AC: I also love that we’re not even acknowledging that, why is the 30 whatever year old not getting the hotel room? Why does the 30 year old, does he not have an apartment of his own? Did he, yes, he shared it with the girlfriend. Why didn’t he get the hotel?

JM: Thank you. Well, you know.

AC: Let the 18 year old do it.

JM: Let the 18 year old do it. Also, I was like, hopefully, maybe we can go on like, the Hogwarts ride.

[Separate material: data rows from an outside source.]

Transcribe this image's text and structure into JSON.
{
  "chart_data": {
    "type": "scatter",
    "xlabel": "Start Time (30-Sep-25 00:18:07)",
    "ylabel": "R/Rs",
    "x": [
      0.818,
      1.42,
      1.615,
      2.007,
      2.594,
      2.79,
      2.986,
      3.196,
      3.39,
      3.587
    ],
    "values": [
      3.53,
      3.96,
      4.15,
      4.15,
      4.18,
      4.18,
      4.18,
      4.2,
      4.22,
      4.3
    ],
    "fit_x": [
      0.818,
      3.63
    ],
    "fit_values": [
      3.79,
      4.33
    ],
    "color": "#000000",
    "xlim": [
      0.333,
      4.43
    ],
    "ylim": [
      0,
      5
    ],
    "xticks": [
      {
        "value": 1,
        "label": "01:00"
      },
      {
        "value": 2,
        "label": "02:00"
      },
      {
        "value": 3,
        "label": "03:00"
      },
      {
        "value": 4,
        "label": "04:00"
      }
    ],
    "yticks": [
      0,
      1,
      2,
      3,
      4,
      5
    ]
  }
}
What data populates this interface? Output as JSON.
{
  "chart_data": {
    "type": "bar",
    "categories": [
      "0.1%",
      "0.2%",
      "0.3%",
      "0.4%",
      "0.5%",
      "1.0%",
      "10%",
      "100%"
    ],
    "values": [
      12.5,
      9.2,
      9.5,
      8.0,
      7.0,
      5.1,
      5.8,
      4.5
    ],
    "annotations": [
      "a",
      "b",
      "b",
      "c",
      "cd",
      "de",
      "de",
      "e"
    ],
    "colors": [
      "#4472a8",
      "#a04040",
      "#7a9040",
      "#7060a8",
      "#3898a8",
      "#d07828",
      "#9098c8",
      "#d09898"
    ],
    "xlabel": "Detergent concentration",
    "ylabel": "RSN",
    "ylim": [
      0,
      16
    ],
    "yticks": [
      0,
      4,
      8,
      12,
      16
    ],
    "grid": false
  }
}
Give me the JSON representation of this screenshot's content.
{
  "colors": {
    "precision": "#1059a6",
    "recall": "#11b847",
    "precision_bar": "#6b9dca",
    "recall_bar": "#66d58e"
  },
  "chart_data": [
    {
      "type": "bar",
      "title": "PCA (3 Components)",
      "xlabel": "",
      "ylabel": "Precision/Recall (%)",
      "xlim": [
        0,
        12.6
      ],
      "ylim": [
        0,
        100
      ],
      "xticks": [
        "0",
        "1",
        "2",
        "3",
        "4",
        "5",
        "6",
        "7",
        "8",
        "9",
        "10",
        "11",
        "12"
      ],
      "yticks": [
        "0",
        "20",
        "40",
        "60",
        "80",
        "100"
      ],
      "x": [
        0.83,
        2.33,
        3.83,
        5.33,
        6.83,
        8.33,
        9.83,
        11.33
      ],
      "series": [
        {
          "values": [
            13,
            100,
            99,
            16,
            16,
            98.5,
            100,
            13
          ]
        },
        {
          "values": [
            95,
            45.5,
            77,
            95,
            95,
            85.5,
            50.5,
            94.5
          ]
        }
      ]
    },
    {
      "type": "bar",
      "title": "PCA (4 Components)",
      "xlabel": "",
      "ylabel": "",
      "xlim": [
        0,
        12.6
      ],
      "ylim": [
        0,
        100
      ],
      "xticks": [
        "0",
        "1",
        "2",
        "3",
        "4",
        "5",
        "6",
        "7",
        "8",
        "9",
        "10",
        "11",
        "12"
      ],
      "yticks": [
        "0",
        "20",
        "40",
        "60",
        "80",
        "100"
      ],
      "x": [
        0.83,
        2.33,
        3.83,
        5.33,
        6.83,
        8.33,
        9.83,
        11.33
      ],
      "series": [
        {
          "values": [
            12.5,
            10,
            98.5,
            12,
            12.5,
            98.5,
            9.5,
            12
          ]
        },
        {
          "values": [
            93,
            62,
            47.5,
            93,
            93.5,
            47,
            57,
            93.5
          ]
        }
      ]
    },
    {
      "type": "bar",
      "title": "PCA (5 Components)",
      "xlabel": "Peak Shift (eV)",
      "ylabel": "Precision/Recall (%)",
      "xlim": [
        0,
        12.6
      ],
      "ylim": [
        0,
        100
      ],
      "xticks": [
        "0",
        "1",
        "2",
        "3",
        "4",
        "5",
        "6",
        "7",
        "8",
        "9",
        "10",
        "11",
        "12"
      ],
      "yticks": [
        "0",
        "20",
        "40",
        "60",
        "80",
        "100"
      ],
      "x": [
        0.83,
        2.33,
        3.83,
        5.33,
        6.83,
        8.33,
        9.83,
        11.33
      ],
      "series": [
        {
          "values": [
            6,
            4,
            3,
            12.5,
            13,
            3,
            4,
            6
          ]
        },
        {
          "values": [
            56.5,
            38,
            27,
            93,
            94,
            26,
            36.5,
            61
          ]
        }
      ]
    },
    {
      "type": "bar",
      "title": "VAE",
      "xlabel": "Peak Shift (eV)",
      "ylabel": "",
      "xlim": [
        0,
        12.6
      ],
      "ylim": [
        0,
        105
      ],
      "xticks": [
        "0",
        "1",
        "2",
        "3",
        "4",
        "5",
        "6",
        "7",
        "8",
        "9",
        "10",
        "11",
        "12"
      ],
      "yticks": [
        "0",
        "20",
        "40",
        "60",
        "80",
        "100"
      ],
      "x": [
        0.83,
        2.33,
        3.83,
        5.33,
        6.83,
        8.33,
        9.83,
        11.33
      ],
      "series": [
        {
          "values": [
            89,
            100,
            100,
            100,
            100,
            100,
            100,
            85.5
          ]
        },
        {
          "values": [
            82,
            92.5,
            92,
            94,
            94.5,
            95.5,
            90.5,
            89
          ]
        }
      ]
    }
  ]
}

AC: He’s like, “What’s Hogwarts?” You’re like, “Oh, right. Sh-t. You don’t know what I like, and I don’t know what you like. Pretend.” Oh, my God. Yeah. Okay. So you’re at the Sheraton.

JM: He’s completely drunk again doing the bumbling around thing that I didn’t know what that was indication of. And we go into the hotel room and he asks me for a blow job, which I don’t know what that is because I was raised Mormon and because I was homeschooled and I didn’t f–king know. He explains to me what it is and I’m like, “That sounds kind of weird.” I’m nervous to do this. He’s like, “I’ll guide you through it. I’ll guide you through it,” whatever. He does. And then he’s like, “I’m gonna come” and then it’s squirts in my mouth. I’m like, “What was that? What was that? Something came out.” I thought, did he pee in my mouth? What the f–k just happened? I did not know what come was. He explains. And then that was sort of, that was my entry point into, you know, a real form of sexual activity. And it was, you know, now it’s funny, but at the time it was really uncomfortable and I didn’t, it was difficult to kind of regroup and figure out, well, what was that exactly?